Ia juga mempersoalkan frasa ”kepentingan proses peradilan” masih pada ayat yang sama. Menurut dia, yang dimaksud dengan kepentingan proses peradilan haruslah diturunkan secara lebih obyektif dalam bentuk tata tertib persidangan yang perlu disusun dengan melibatkan partisipasi publik.
Mahkamah Agung perlu menindaklanjuti pasal tersebut dengan menerbitkan peraturan MA tentang tata tertib persidangan. Khusus huruf a, KY merekomendasikan, ada perubahan rumusan; a. tidak mematuhi perintah hakim ketua sidang yang dikeluarkan untuk menegakkan tata tertib persidangan.
KY juga menyebut ada bagian yang memuat berbagai istilah yang tidak jelas batasannya, misalnya ”tidak hormat” atau ”menyerang integritas”. Memang di bagian penjelasan diuraikan yang dimaksud dengan menyerang integritas hakim adalah menuduh hakim bersikap memihak atau tidak jujur.

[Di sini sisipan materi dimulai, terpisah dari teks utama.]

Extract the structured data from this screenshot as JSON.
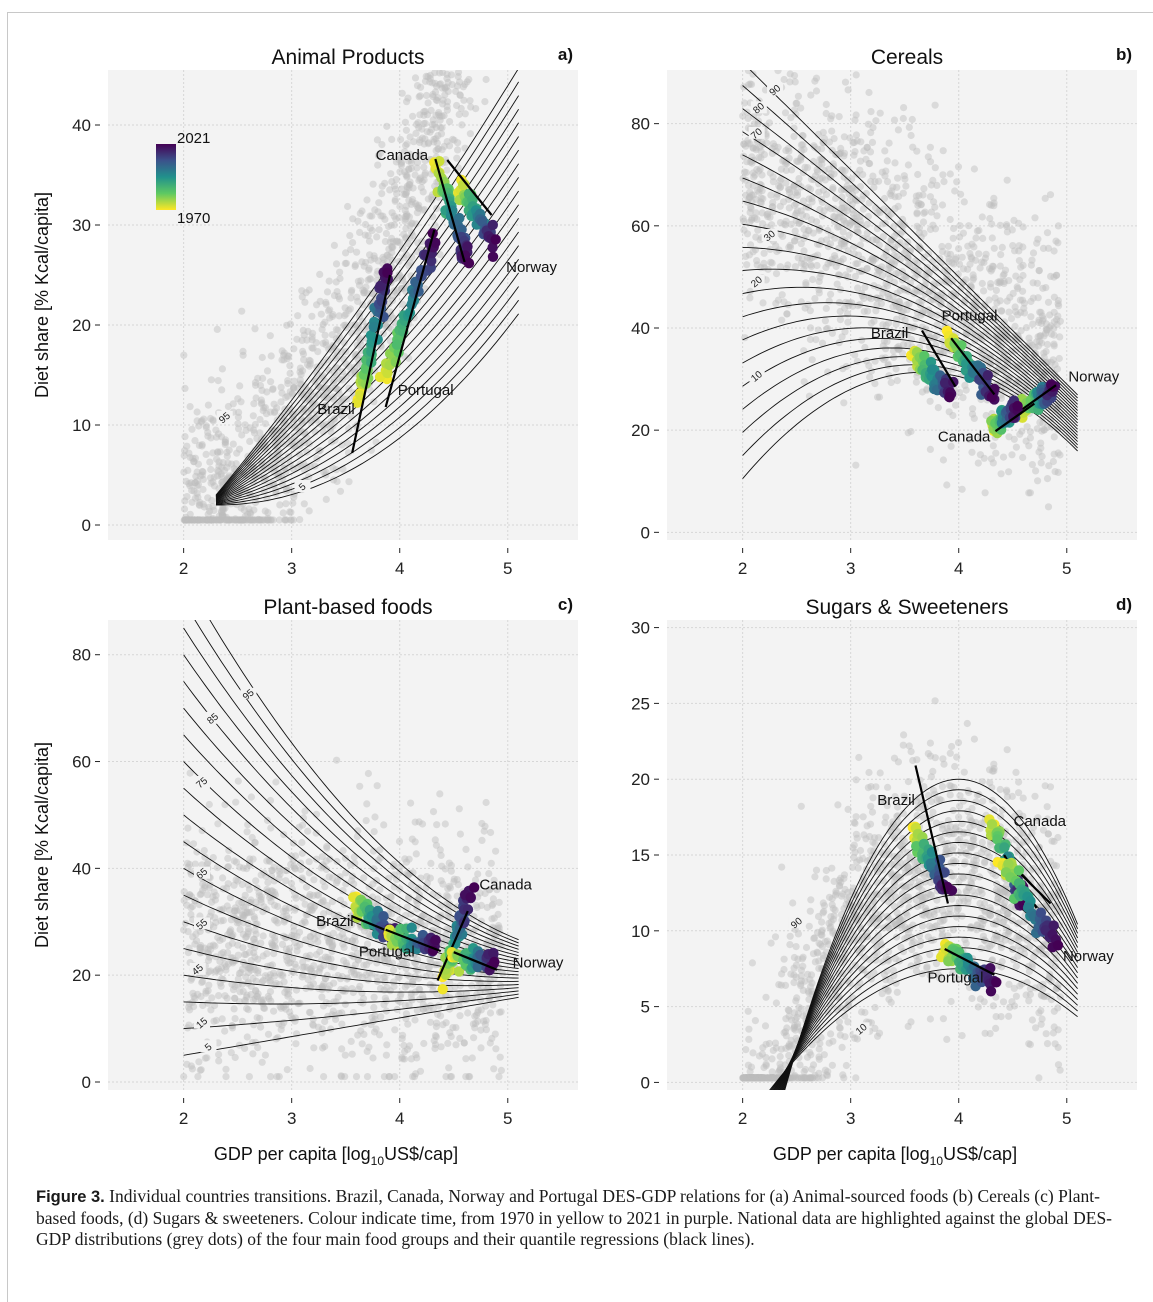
{
  "figure": {
    "label": "Figure 3.",
    "caption": "Individual countries transitions. Brazil, Canada, Norway and Portugal DES-GDP relations for (a) Animal-sourced foods (b) Cereals (c) Plant-based foods, (d) Sugars & sweeteners. Colour indicate time, from 1970 in yellow to 2021 in purple. National data are highlighted against the global DES-GDP distributions (grey dots) of the four main food groups and their quantile regressions (black lines).",
    "ylabel": "Diet share [% Kcal/capita]",
    "xlabel_main": "GDP per capita [log",
    "xlabel_sub": "10",
    "xlabel_tail": "US$/cap]",
    "colorbar": {
      "top_label": "2021",
      "bottom_label": "1970",
      "colors": [
        "#fde725",
        "#5ec962",
        "#21918c",
        "#3b528b",
        "#440154"
      ]
    }
  },
  "chart_data": [
    {
      "panel": "a)",
      "title": "Animal Products",
      "type": "scatter",
      "xlim": [
        1.3,
        5.65
      ],
      "ylim": [
        -1.5,
        45.5
      ],
      "xticks": [
        2,
        3,
        4,
        5
      ],
      "yticks": [
        0,
        10,
        20,
        30,
        40
      ],
      "quantile_labels": [
        {
          "text": "95",
          "x": 2.38,
          "y": 10.7
        },
        {
          "text": "5",
          "x": 3.1,
          "y": 3.8
        }
      ],
      "countries": [
        {
          "name": "Canada",
          "label_pos": [
            4.02,
            36.5
          ],
          "start": [
            4.35,
            35.8
          ],
          "end": [
            4.62,
            26.5
          ],
          "trend": [
            [
              4.33,
              36.6
            ],
            [
              4.6,
              26.3
            ]
          ]
        },
        {
          "name": "Norway",
          "label_pos": [
            5.22,
            25.3
          ],
          "start": [
            4.55,
            34.0
          ],
          "end": [
            4.87,
            28.0
          ],
          "trend": [
            [
              4.44,
              36.5
            ],
            [
              4.85,
              31.0
            ]
          ]
        },
        {
          "name": "Brazil",
          "label_pos": [
            3.41,
            11.1
          ],
          "start": [
            3.62,
            12.5
          ],
          "end": [
            3.9,
            25.5
          ],
          "trend": [
            [
              3.56,
              7.2
            ],
            [
              3.91,
              25.0
            ]
          ]
        },
        {
          "name": "Portugal",
          "label_pos": [
            4.24,
            13.0
          ],
          "start": [
            3.85,
            14.2
          ],
          "end": [
            4.32,
            28.8
          ],
          "trend": [
            [
              3.87,
              11.8
            ],
            [
              4.32,
              29.5
            ]
          ]
        }
      ]
    },
    {
      "panel": "b)",
      "title": "Cereals",
      "type": "scatter",
      "xlim": [
        1.3,
        5.65
      ],
      "ylim": [
        -1.5,
        90.5
      ],
      "xticks": [
        2,
        3,
        4,
        5
      ],
      "yticks": [
        0,
        20,
        40,
        60,
        80
      ],
      "quantile_labels": [
        {
          "text": "90",
          "x": 2.3,
          "y": 86.5
        },
        {
          "text": "80",
          "x": 2.15,
          "y": 83.0
        },
        {
          "text": "70",
          "x": 2.13,
          "y": 78.0
        },
        {
          "text": "30",
          "x": 2.25,
          "y": 58.0
        },
        {
          "text": "20",
          "x": 2.13,
          "y": 49.0
        },
        {
          "text": "10",
          "x": 2.13,
          "y": 30.5
        }
      ],
      "countries": [
        {
          "name": "Brazil",
          "label_pos": [
            3.36,
            38.0
          ],
          "start": [
            3.58,
            34.5
          ],
          "end": [
            3.95,
            27.0
          ],
          "trend": [
            [
              3.66,
              39.5
            ],
            [
              3.97,
              28.5
            ]
          ]
        },
        {
          "name": "Portugal",
          "label_pos": [
            4.1,
            41.5
          ],
          "start": [
            3.9,
            38.0
          ],
          "end": [
            4.32,
            27.0
          ],
          "trend": [
            [
              3.93,
              38.0
            ],
            [
              4.33,
              27.0
            ]
          ]
        },
        {
          "name": "Norway",
          "label_pos": [
            5.25,
            29.5
          ],
          "start": [
            4.6,
            24.5
          ],
          "end": [
            4.88,
            28.5
          ],
          "trend": [
            [
              4.55,
              23.5
            ],
            [
              4.9,
              28.8
            ]
          ]
        },
        {
          "name": "Canada",
          "label_pos": [
            4.05,
            17.8
          ],
          "start": [
            4.3,
            20.5
          ],
          "end": [
            4.55,
            24.0
          ],
          "trend": [
            [
              4.34,
              19.8
            ],
            [
              4.7,
              25.2
            ]
          ]
        }
      ]
    },
    {
      "panel": "c)",
      "title": "Plant-based foods",
      "type": "scatter",
      "xlim": [
        1.3,
        5.65
      ],
      "ylim": [
        -1.5,
        86.5
      ],
      "xticks": [
        2,
        3,
        4,
        5
      ],
      "yticks": [
        0,
        20,
        40,
        60,
        80
      ],
      "quantile_labels": [
        {
          "text": "95",
          "x": 2.6,
          "y": 72.5
        },
        {
          "text": "85",
          "x": 2.27,
          "y": 68.0
        },
        {
          "text": "75",
          "x": 2.17,
          "y": 56.0
        },
        {
          "text": "65",
          "x": 2.17,
          "y": 39.0
        },
        {
          "text": "55",
          "x": 2.17,
          "y": 29.5
        },
        {
          "text": "45",
          "x": 2.13,
          "y": 21.0
        },
        {
          "text": "15",
          "x": 2.17,
          "y": 11.0
        },
        {
          "text": "5",
          "x": 2.23,
          "y": 6.5
        }
      ],
      "countries": [
        {
          "name": "Canada",
          "label_pos": [
            4.98,
            36.0
          ],
          "start": [
            4.42,
            19.5
          ],
          "end": [
            4.64,
            35.0
          ],
          "trend": [
            [
              4.35,
              19.0
            ],
            [
              4.63,
              32.0
            ]
          ]
        },
        {
          "name": "Brazil",
          "label_pos": [
            3.4,
            29.2
          ],
          "start": [
            3.58,
            33.5
          ],
          "end": [
            3.95,
            27.5
          ],
          "trend": [
            [
              3.56,
              31.0
            ],
            [
              4.35,
              24.5
            ]
          ]
        },
        {
          "name": "Portugal",
          "label_pos": [
            3.88,
            23.5
          ],
          "start": [
            3.9,
            27.5
          ],
          "end": [
            4.33,
            25.5
          ],
          "trend": [
            [
              3.87,
              28.5
            ],
            [
              4.38,
              24.5
            ]
          ]
        },
        {
          "name": "Norway",
          "label_pos": [
            5.28,
            21.4
          ],
          "start": [
            4.5,
            24.0
          ],
          "end": [
            4.88,
            22.0
          ],
          "trend": [
            [
              4.5,
              24.3
            ],
            [
              4.9,
              21.0
            ]
          ]
        }
      ]
    },
    {
      "panel": "d)",
      "title": "Sugars & Sweeteners",
      "type": "scatter",
      "xlim": [
        1.3,
        5.65
      ],
      "ylim": [
        -0.5,
        30.5
      ],
      "xticks": [
        2,
        3,
        4,
        5
      ],
      "yticks": [
        0,
        5,
        10,
        15,
        20,
        25,
        30
      ],
      "quantile_labels": [
        {
          "text": "90",
          "x": 2.5,
          "y": 10.5
        },
        {
          "text": "10",
          "x": 3.1,
          "y": 3.5
        }
      ],
      "countries": [
        {
          "name": "Brazil",
          "label_pos": [
            3.42,
            18.3
          ],
          "start": [
            3.58,
            16.5
          ],
          "end": [
            3.9,
            12.8
          ],
          "trend": [
            [
              3.6,
              20.9
            ],
            [
              3.9,
              11.8
            ]
          ]
        },
        {
          "name": "Canada",
          "label_pos": [
            4.75,
            16.9
          ],
          "start": [
            4.3,
            17.3
          ],
          "end": [
            4.6,
            12.0
          ],
          "trend": [
            [
              4.42,
              15.0
            ],
            [
              4.72,
              11.5
            ]
          ]
        },
        {
          "name": "Norway",
          "label_pos": [
            5.2,
            8.0
          ],
          "start": [
            4.4,
            14.5
          ],
          "end": [
            4.9,
            9.0
          ],
          "trend": [
            [
              4.58,
              13.7
            ],
            [
              4.85,
              11.8
            ]
          ]
        },
        {
          "name": "Portugal",
          "label_pos": [
            3.97,
            6.6
          ],
          "start": [
            3.85,
            8.8
          ],
          "end": [
            4.32,
            6.5
          ],
          "trend": [
            [
              3.87,
              8.8
            ],
            [
              4.33,
              7.1
            ]
          ]
        }
      ]
    }
  ]
}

”Menurut kami, itu ancaman serius bagi pihak berperkara ataupun pencari keadilan saat bersikap kritis terhadap hakim di persidangan. Kami khawatir ketentuan tersebut justru merugikan bagi pihak beperkara untuk menindaklanjuti tindakannya dalam bentuk laporan ke berbagai lembaga pengawas, seperti Komisi Yudisial,” ujarnya.